GIENGER: Ich sitze natürlich viel zu viel. Hin und wieder muss ich bei den Beratungen aber rausgehen und mich bewegen, und wenn es nur darum geht, ein Telefonat zu führen. Dann bin ich in der eigentlichen Fußball-Nationalmannschaft, der Fußball-Elf des Bundestages, denn wir sind vom Volk gewählt, während ansonsten Rudi Völler beruft. Zu Hause in Tübingen habe ich in unserem schwäbischen Bauernhaus das einzige Fitness-Büro der Welt: Mein Schreibtisch ist um meine Fitness-Geräte herum gebaut. Wenn ich beispielweise von Frankfurt aus fliege, dann parke ich mein Auto immer an der dortigen Turnschule und gehe ein wenig an die Geräte. Oder fahre hier in Berlin zu einem Turnstützpunkt. Es gibt ja Gründe, warum ich das mache, denn ich nehme noch an Show-Veranstaltungen teil. Dafür will ich fit sein. Ich schaffe auf jeden Fall am Reck noch einen Doppel-Salto mit Schraube.

DSB PRESSE: Daraus kann jeder ersehen, wie fit Sie selbst noch sind. Wie bewerten Sie denn die Fitness der Bevölkerung?

GIENGER: Ich habe hier in Berlin erkannt, wie wichtig der Sport für die Volksgesundheit ist. In Zukunft wird ihm eine wesentlich größere Bedeutung auch für die Volkswirtschaft zukommen. Eine größere Fitness bedeutet auch weniger Krankentage. Ich kann es daher nur begrüßen, wenn ein Präventionsgesetz verabschiedet werden wird. Zudem müssen wir Schule und Verein stärker zueinander bringen, diese Kooperationen wagen. Vor allem die Ganztagsschule soll mehr Anreize für Sport schaffen, der dann im Verein stattfindet. Aber in den Vereinen sind es viele ehrenamtliche Übungsleiter, die kaum an Nachmittagen Zeit haben.
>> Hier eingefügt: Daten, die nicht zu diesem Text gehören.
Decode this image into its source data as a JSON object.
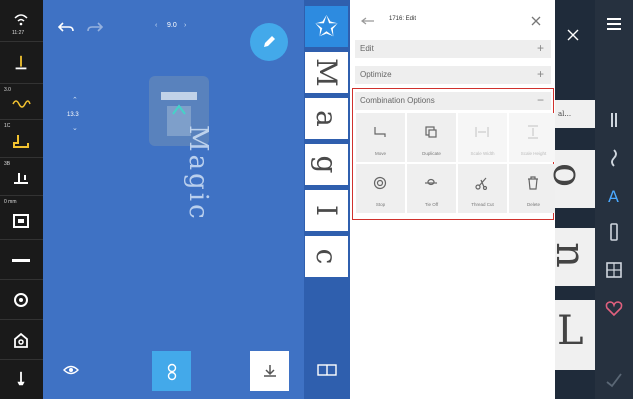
{
  "status_rail": {
    "items": [
      {
        "label": "11:27",
        "icon": "wifi-icon"
      },
      {
        "label": "",
        "icon": "needle-icon"
      },
      {
        "label": "3.0",
        "icon": "stitch-width-icon"
      },
      {
        "label": "1C",
        "icon": "presser-foot-icon"
      },
      {
        "label": "3B",
        "icon": "foot-pressure-icon"
      },
      {
        "label": "0 mm",
        "icon": "hoop-icon"
      },
      {
        "label": "",
        "icon": "thread-tension-icon"
      },
      {
        "label": "",
        "icon": "bobbin-icon"
      },
      {
        "label": "",
        "icon": "home-icon"
      },
      {
        "label": "",
        "icon": "pin-icon"
      }
    ]
  },
  "canvas": {
    "spacing_value": "9.0",
    "side_value": "13.3",
    "design_text": "Magic",
    "colors": {
      "background": "#3f72c4",
      "fab": "#43a9ea"
    }
  },
  "letter_strip": {
    "tiles": [
      "✩",
      "M",
      "a",
      "g",
      "I",
      "c"
    ]
  },
  "edit_panel": {
    "title": "1716: Edit",
    "sections": [
      {
        "label": "Edit",
        "symbol": "+"
      },
      {
        "label": "Optimize",
        "symbol": "+"
      },
      {
        "label": "Combination Options",
        "symbol": "−"
      }
    ],
    "options": [
      {
        "label": "Move",
        "icon": "move-icon",
        "enabled": true
      },
      {
        "label": "Duplicate",
        "icon": "duplicate-icon",
        "enabled": true
      },
      {
        "label": "Scale Width",
        "icon": "scale-width-icon",
        "enabled": false
      },
      {
        "label": "Scale Height",
        "icon": "scale-height-icon",
        "enabled": false
      },
      {
        "label": "Stop",
        "icon": "stop-icon",
        "enabled": true
      },
      {
        "label": "Tie Off",
        "icon": "tie-off-icon",
        "enabled": true
      },
      {
        "label": "Thread Cut",
        "icon": "scissors-icon",
        "enabled": true
      },
      {
        "label": "Delete",
        "icon": "trash-icon",
        "enabled": true
      }
    ],
    "highlight_color": "#d0312d"
  },
  "right_preview": {
    "labels": [
      "al...",
      "o",
      "n",
      "L"
    ]
  }
}
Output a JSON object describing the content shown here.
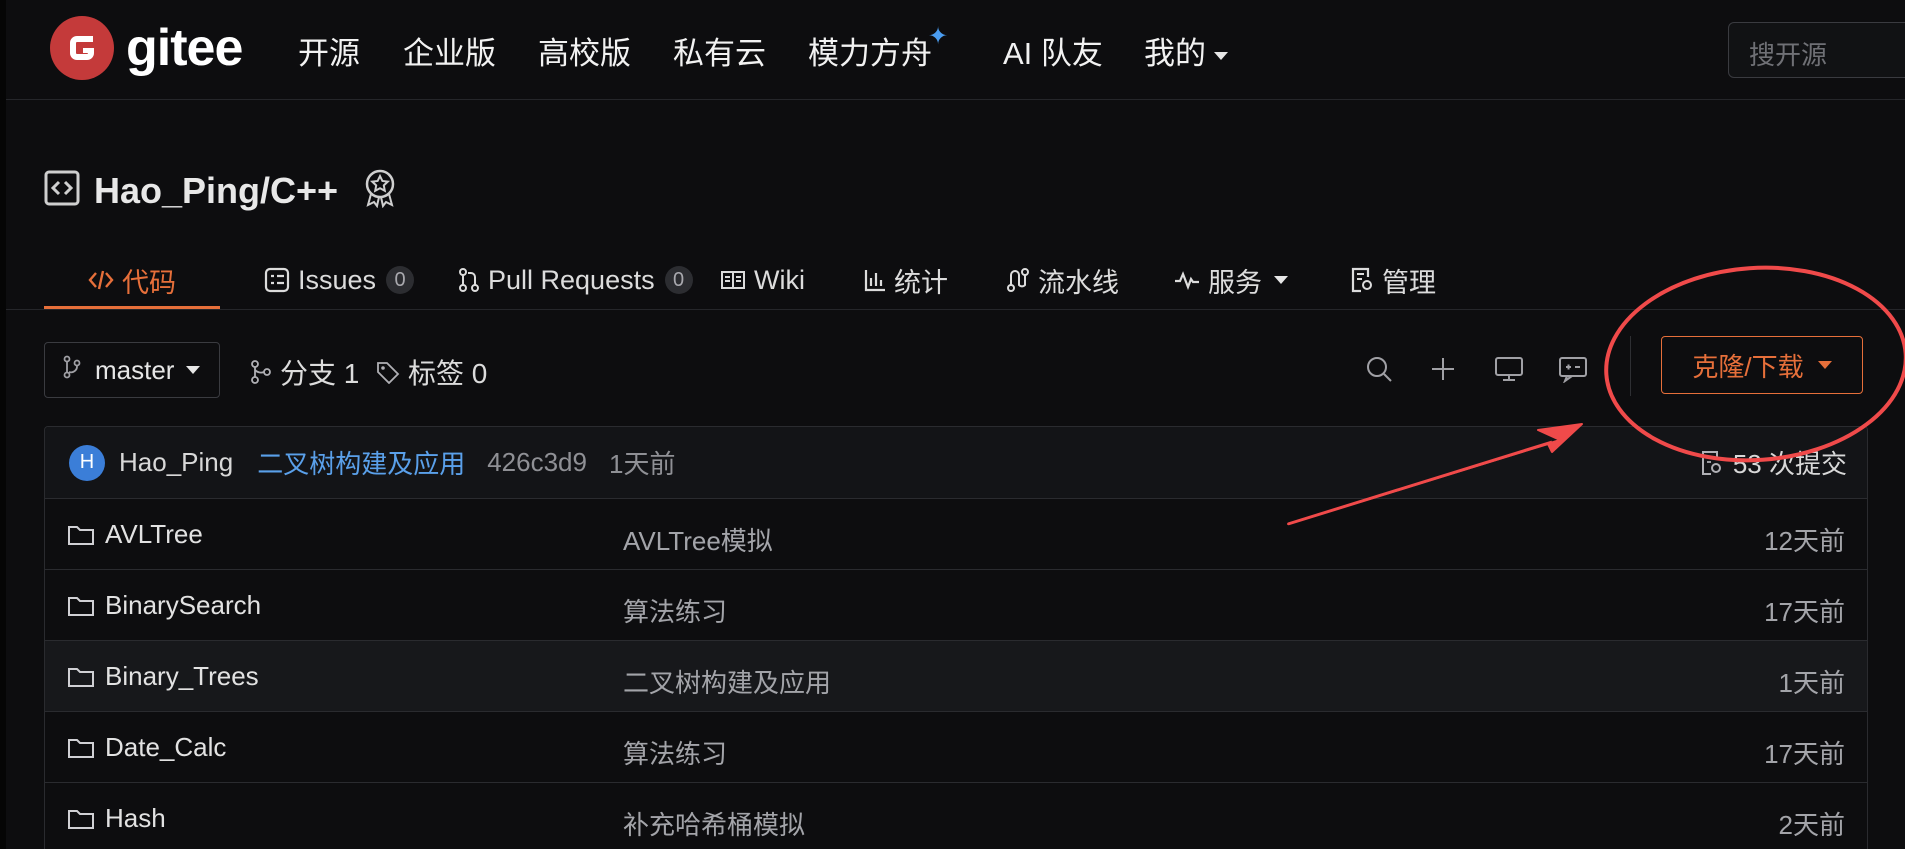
{
  "brand": {
    "name": "gitee",
    "color": "#c43a3a"
  },
  "nav": {
    "items": [
      "开源",
      "企业版",
      "高校版",
      "私有云",
      "模力方舟",
      "AI 队友",
      "我的"
    ],
    "search_placeholder": "搜开源"
  },
  "repo": {
    "title": "Hao_Ping/C++"
  },
  "tabs": [
    {
      "label": "代码",
      "active": true
    },
    {
      "label": "Issues",
      "count": "0"
    },
    {
      "label": "Pull Requests",
      "count": "0"
    },
    {
      "label": "Wiki"
    },
    {
      "label": "统计"
    },
    {
      "label": "流水线"
    },
    {
      "label": "服务"
    },
    {
      "label": "管理"
    }
  ],
  "toolbar": {
    "branch": "master",
    "branches": "分支 1",
    "tags": "标签 0",
    "clone_label": "克隆/下载"
  },
  "latest_commit": {
    "avatar_letter": "H",
    "author": "Hao_Ping",
    "message": "二叉树构建及应用",
    "hash": "426c3d9",
    "time": "1天前",
    "count": "53 次提交"
  },
  "files": [
    {
      "name": "AVLTree",
      "message": "AVLTree模拟",
      "time": "12天前"
    },
    {
      "name": "BinarySearch",
      "message": "算法练习",
      "time": "17天前"
    },
    {
      "name": "Binary_Trees",
      "message": "二叉树构建及应用",
      "time": "1天前"
    },
    {
      "name": "Date_Calc",
      "message": "算法练习",
      "time": "17天前"
    },
    {
      "name": "Hash",
      "message": "补充哈希桶模拟",
      "time": "2天前"
    }
  ],
  "colors": {
    "accent": "#e66f3a",
    "link": "#5aa0ea",
    "annotation": "#f04a4a"
  }
}
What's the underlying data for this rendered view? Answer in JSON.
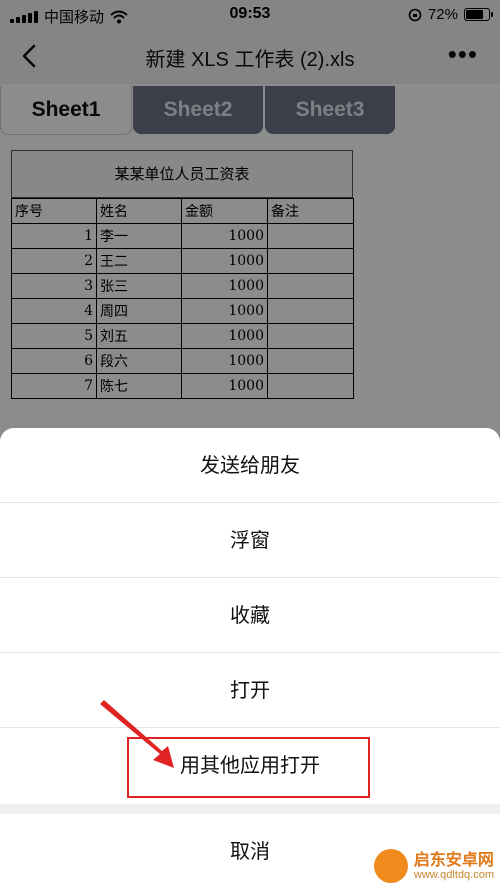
{
  "status_bar": {
    "carrier": "中国移动",
    "time": "09:53",
    "battery": "72%"
  },
  "nav": {
    "title": "新建 XLS 工作表 (2).xls"
  },
  "tabs": [
    {
      "label": "Sheet1",
      "active": true
    },
    {
      "label": "Sheet2",
      "active": false
    },
    {
      "label": "Sheet3",
      "active": false
    }
  ],
  "table": {
    "title": "某某单位人员工资表",
    "headers": [
      "序号",
      "姓名",
      "金额",
      "备注"
    ],
    "rows": [
      [
        "1",
        "李一",
        "1000",
        ""
      ],
      [
        "2",
        "王二",
        "1000",
        ""
      ],
      [
        "3",
        "张三",
        "1000",
        ""
      ],
      [
        "4",
        "周四",
        "1000",
        ""
      ],
      [
        "5",
        "刘五",
        "1000",
        ""
      ],
      [
        "6",
        "段六",
        "1000",
        ""
      ],
      [
        "7",
        "陈七",
        "1000",
        ""
      ]
    ]
  },
  "action_sheet": {
    "items": [
      "发送给朋友",
      "浮窗",
      "收藏",
      "打开",
      "用其他应用打开"
    ],
    "cancel": "取消"
  },
  "watermark": {
    "name": "启东安卓网",
    "url": "www.qdltdq.com"
  },
  "colors": {
    "highlight": "#e02424",
    "tab_inactive": "#6b7388"
  }
}
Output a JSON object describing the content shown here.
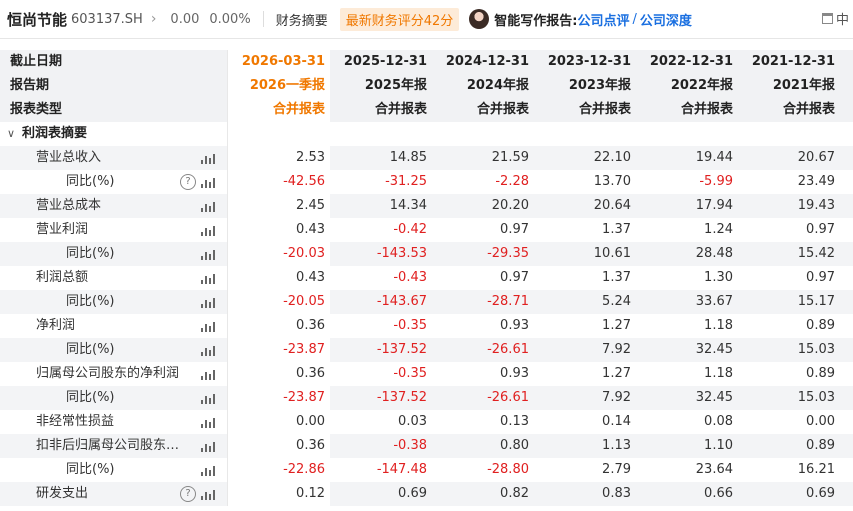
{
  "header": {
    "stock_name": "恒尚节能",
    "stock_code": "603137.SH",
    "price": "0.00",
    "change_pct": "0.00%",
    "tab": "财务摘要",
    "score_badge": "最新财务评分42分",
    "ai_label": "智能写作报告:",
    "link1": "公司点评",
    "link_sep": "/",
    "link2": "公司深度",
    "right_text": "中"
  },
  "rows_head": [
    {
      "label": "截止日期",
      "values": [
        "2026-03-31",
        "2025-12-31",
        "2024-12-31",
        "2023-12-31",
        "2022-12-31",
        "2021-12-31"
      ]
    },
    {
      "label": "报告期",
      "values": [
        "2026一季报",
        "2025年报",
        "2024年报",
        "2023年报",
        "2022年报",
        "2021年报"
      ]
    },
    {
      "label": "报表类型",
      "values": [
        "合并报表",
        "合并报表",
        "合并报表",
        "合并报表",
        "合并报表",
        "合并报表"
      ]
    }
  ],
  "section": {
    "label": "利润表摘要"
  },
  "rows": [
    {
      "label": "营业总收入",
      "indent": "mid",
      "help": false,
      "values": [
        "2.53",
        "14.85",
        "21.59",
        "22.10",
        "19.44",
        "20.67"
      ]
    },
    {
      "label": "同比(%)",
      "indent": "sub",
      "help": true,
      "values": [
        "-42.56",
        "-31.25",
        "-2.28",
        "13.70",
        "-5.99",
        "23.49"
      ]
    },
    {
      "label": "营业总成本",
      "indent": "mid",
      "help": false,
      "values": [
        "2.45",
        "14.34",
        "20.20",
        "20.64",
        "17.94",
        "19.43"
      ]
    },
    {
      "label": "营业利润",
      "indent": "mid",
      "help": false,
      "values": [
        "0.43",
        "-0.42",
        "0.97",
        "1.37",
        "1.24",
        "0.97"
      ]
    },
    {
      "label": "同比(%)",
      "indent": "sub",
      "help": false,
      "values": [
        "-20.03",
        "-143.53",
        "-29.35",
        "10.61",
        "28.48",
        "15.42"
      ]
    },
    {
      "label": "利润总额",
      "indent": "mid",
      "help": false,
      "values": [
        "0.43",
        "-0.43",
        "0.97",
        "1.37",
        "1.30",
        "0.97"
      ]
    },
    {
      "label": "同比(%)",
      "indent": "sub",
      "help": false,
      "values": [
        "-20.05",
        "-143.67",
        "-28.71",
        "5.24",
        "33.67",
        "15.17"
      ]
    },
    {
      "label": "净利润",
      "indent": "mid",
      "help": false,
      "values": [
        "0.36",
        "-0.35",
        "0.93",
        "1.27",
        "1.18",
        "0.89"
      ]
    },
    {
      "label": "同比(%)",
      "indent": "sub",
      "help": false,
      "values": [
        "-23.87",
        "-137.52",
        "-26.61",
        "7.92",
        "32.45",
        "15.03"
      ]
    },
    {
      "label": "归属母公司股东的净利润",
      "indent": "mid",
      "help": false,
      "values": [
        "0.36",
        "-0.35",
        "0.93",
        "1.27",
        "1.18",
        "0.89"
      ]
    },
    {
      "label": "同比(%)",
      "indent": "sub",
      "help": false,
      "values": [
        "-23.87",
        "-137.52",
        "-26.61",
        "7.92",
        "32.45",
        "15.03"
      ]
    },
    {
      "label": "非经常性损益",
      "indent": "mid",
      "help": false,
      "values": [
        "0.00",
        "0.03",
        "0.13",
        "0.14",
        "0.08",
        "0.00"
      ]
    },
    {
      "label": "扣非后归属母公司股东…",
      "indent": "mid",
      "help": false,
      "values": [
        "0.36",
        "-0.38",
        "0.80",
        "1.13",
        "1.10",
        "0.89"
      ]
    },
    {
      "label": "同比(%)",
      "indent": "sub",
      "help": false,
      "values": [
        "-22.86",
        "-147.48",
        "-28.80",
        "2.79",
        "23.64",
        "16.21"
      ]
    },
    {
      "label": "研发支出",
      "indent": "mid",
      "help": true,
      "values": [
        "0.12",
        "0.69",
        "0.82",
        "0.83",
        "0.66",
        "0.69"
      ]
    }
  ],
  "colors": {
    "accent": "#f07800",
    "negative": "#e02020",
    "link": "#1a6fe0",
    "alt_row": "#f3f4f6"
  }
}
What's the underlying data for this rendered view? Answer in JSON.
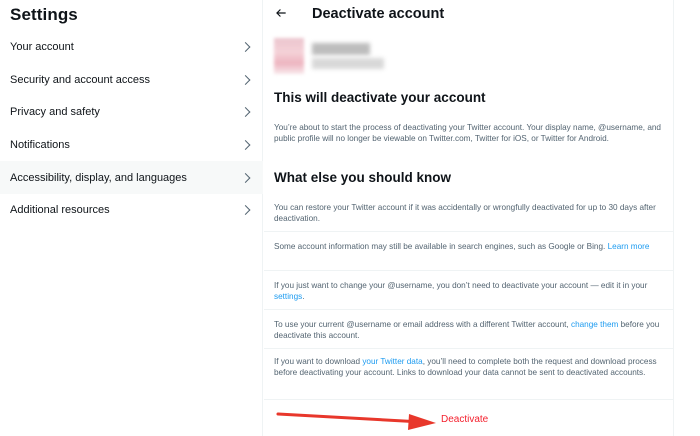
{
  "settings": {
    "title": "Settings",
    "items": [
      {
        "label": "Your account"
      },
      {
        "label": "Security and account access"
      },
      {
        "label": "Privacy and safety"
      },
      {
        "label": "Notifications"
      },
      {
        "label": "Accessibility, display, and languages"
      },
      {
        "label": "Additional resources"
      }
    ],
    "active_index": 4
  },
  "panel": {
    "title": "Deactivate account",
    "section1_heading": "This will deactivate your account",
    "section1_text": "You’re about to start the process of deactivating your Twitter account. Your display name, @username, and public profile will no longer be viewable on Twitter.com, Twitter for iOS, or Twitter for Android.",
    "section2_heading": "What else you should know",
    "info": [
      {
        "text": "You can restore your Twitter account if it was accidentally or wrongfully deactivated for up to 30 days after deactivation."
      },
      {
        "text": "Some account information may still be available in search engines, such as Google or Bing. ",
        "link": "Learn more"
      },
      {
        "text": "If you just want to change your @username, you don’t need to deactivate your account — edit it in your ",
        "link": "settings",
        "after": "."
      },
      {
        "text": "To use your current @username or email address with a different Twitter account, ",
        "link": "change them",
        "after": " before you deactivate this account."
      },
      {
        "text": "If you want to download ",
        "link": "your Twitter data",
        "after": ", you’ll need to complete both the request and download process before deactivating your account. Links to download your data cannot be sent to deactivated accounts."
      }
    ],
    "deactivate_label": "Deactivate"
  },
  "colors": {
    "accent": "#1d9bf0",
    "danger": "#f4212e",
    "annotation_arrow": "#e8372b"
  },
  "icons": {
    "back": "back-arrow-icon",
    "chevron": "chevron-right-icon"
  }
}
Vielleicht schaffen wir dabei einen neuen Berufszweig, den Übungsleiter in der Schule („Schulübungsleiter“). Derzeit halten wir aber mit der Ausbildung kaum Schritt, da müssen wir noch Einiges tun.

DSB PRESSE: Sie haben die Prävention genannt. Wie wichtig wird sie von der Politik genommen?

GIENGER: Ich habe das Gefühl, dass ein Umdenken erfolgt ist. Die Prävention kommt uns auf Dauer auch erheblich billiger, als Krankheiten zu heilen. Für die Prävention sind derzeit bei den Krankenkassen 2,56 Euro pro Versichertem vorgesehen. Dieser Betrag wird aber bei weitem nicht ausgeschöpft. Da sind noch erhebliche Reserven vorhanden. Dabei ist auch der Deutsche Sportbund gefordert. Er muss den Bürgern weiterhin die Notwendigkeit des Sporttreibens nahe bringen. Solch eine Studie wie z.B. zur Fitness der Kinder, wie sie der Deutsche Sportbund gemeinsam mit der AOK initiiert hat, ist wichtig. Denn die Gesundheitsreform kann noch ein Zuckerschlecken gegenüber den Folgen sein, die noch auf uns zu kommen, wenn kein Umschwenken erfolgt.

DSB PRESSE: Sie sind jetzt ein Jahr im Sportausschuss dabei. Welche Ziele haben Sie sich für die nächste Zeit gesetzt?

GIENGER: Für mich stehen die Themen Prävention und Ehrenamt ganz oben an. Dazu sind auch Schule und Sport enorm wichtig, weil sie auch bestimmend für die Zukunft des Leistungssports sind. Da bin ich ganz ergebnisorientiert wie früher.